Dalam diskusi dengan semua pihak di Myanmar, Aung Hlaing menyadari tidak ada pihak yang akan menyerah dan siap untuk berkompromi.
Dialog itu diharapkan mencakup bantuan kemanusiaan, nasib buruk Muslim Rohingya dan "akar penyebab" konflik, sistem federal negara, konstitusi, tentara, hingga masalah pemilu dan sistem hukum.
Selama dua bulan terakhir, kata Burgener, dia mendiskusikan usulannya dengan pihak-pihak penting di Myanmar serta komunitas internasional.
Ia juga berdiskusi dengan negara pengamat internasional, termasuk China, India, Jepang, Thailand, Amerika Serikat, Inggris, Norwegia, Swiss, Uni Eropa, PBB dan ASEAN.
Selama diskusi, Burgener mengatakan bahwa milisi etnis bersenjata dan anggota pemerintah tandingan Myanmar (NUG) merespons positif gagasan ini.
"(Mereka) tertarik pada yang ideal, tetapi jelas memiliki prasyarat untuk memulai dialog semacam itu," ujarnya.
Burgener juga mengaku telah berdialog dengan wakil panglima militer, Soe Win, pada 16 Juli lalu mengenai banyak masalah, termasuk usualannya untuk dialog bersama pihak terkait. Namun, ia tidak menerima jawaban.
"Tidak ada umpan balik positif dari militer terhadap dialog ini, yang sangat saya sesalkan," katanya.
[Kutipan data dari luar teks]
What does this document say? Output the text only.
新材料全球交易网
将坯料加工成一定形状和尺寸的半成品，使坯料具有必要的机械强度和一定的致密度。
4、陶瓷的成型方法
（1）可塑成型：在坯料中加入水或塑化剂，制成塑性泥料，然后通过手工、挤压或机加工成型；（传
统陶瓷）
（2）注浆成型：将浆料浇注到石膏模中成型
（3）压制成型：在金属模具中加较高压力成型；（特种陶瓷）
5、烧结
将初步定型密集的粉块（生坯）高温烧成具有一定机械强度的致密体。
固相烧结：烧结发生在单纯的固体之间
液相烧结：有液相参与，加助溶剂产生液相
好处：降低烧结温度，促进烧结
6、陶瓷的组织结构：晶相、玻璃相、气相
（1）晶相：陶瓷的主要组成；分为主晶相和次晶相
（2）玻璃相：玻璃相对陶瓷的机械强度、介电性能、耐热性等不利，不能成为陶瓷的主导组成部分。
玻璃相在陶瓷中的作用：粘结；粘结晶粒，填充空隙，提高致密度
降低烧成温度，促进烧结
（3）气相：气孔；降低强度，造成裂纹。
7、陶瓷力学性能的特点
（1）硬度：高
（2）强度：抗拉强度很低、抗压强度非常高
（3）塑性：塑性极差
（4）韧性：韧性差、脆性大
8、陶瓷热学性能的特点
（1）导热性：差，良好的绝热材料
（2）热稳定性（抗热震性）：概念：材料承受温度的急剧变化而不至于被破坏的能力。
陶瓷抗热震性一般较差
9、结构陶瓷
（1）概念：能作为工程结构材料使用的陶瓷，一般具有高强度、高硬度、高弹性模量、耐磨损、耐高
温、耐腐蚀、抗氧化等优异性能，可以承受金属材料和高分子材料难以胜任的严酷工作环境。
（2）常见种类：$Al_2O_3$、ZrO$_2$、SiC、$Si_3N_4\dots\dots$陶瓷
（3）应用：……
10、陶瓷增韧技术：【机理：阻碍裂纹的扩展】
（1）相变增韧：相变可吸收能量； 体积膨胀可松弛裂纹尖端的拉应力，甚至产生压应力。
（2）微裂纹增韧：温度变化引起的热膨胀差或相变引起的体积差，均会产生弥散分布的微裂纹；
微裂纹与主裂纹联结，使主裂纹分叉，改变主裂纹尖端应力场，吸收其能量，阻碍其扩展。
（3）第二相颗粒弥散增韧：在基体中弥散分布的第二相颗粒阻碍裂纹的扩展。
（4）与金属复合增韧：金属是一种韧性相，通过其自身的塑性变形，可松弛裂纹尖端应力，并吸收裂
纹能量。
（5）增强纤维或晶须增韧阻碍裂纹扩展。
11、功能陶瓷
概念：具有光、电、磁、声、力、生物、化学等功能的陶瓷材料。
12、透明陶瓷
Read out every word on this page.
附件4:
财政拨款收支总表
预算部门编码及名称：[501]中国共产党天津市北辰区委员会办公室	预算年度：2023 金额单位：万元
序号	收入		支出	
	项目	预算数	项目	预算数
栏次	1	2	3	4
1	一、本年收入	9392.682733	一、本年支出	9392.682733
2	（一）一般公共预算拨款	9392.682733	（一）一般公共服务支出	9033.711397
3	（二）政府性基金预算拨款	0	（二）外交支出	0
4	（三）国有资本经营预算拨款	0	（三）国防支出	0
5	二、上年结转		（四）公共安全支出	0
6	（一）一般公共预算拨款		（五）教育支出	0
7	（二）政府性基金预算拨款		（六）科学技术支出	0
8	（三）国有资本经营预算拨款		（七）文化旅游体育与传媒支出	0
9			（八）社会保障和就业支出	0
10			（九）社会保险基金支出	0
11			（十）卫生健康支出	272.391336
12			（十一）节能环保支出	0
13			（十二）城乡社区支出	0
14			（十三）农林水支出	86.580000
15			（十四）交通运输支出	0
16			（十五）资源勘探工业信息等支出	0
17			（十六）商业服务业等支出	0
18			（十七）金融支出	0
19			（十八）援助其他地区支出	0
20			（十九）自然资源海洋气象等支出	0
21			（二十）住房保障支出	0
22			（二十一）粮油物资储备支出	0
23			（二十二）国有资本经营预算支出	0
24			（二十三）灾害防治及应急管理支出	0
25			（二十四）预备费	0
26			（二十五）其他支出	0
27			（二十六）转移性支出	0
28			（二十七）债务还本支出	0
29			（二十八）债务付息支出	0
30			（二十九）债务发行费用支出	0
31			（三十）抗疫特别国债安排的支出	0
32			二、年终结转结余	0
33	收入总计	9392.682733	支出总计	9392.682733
Meskipun demikian, lanjut Burgerner, dialog diharapkan akan dimulai melalui ASEAN dan utusan khusus baru blok itu untuk Myanmar, yaitu Wakil Menteri Luar Negeri Brunei Darussalam, Erywan Yusof. Burgener mengaku sudah melakukan konferensi video dengan Yusof pada Senin lalu.
Yusof berencana mengunjungi Myanmar setelah berkonsultasi dengan pihak-pihak penting. Burgener mengatakan kepadanya bahwa utusan ASEAN itu dapat mengandalkan dukungan penuh darinya.
"Saya juga menawarkan untuk bergabung dengannya, jadi saya berharap militer akan siap juga untuk menerima saya," kata Burgener.
Ia juga yakin militer terus mengatakan tidak siap untuk bertemu dengannya, bukan akibat mereka tidak ingin berbicara, tapi karena orang-orang di lapangan akan sangat terdesak oleh kehadiran dirinya di Myanmar.
"Dan itu mungkin sesuatu yang tidak ingin dilihat oleh tentara," kata Burgener.
Burgener mengaku tetap khawatir Myanmar akan menuju ke arah perang saudara jika dialog - yang diharapkan akan dimulai melalui ASEAN - tidak berhasil.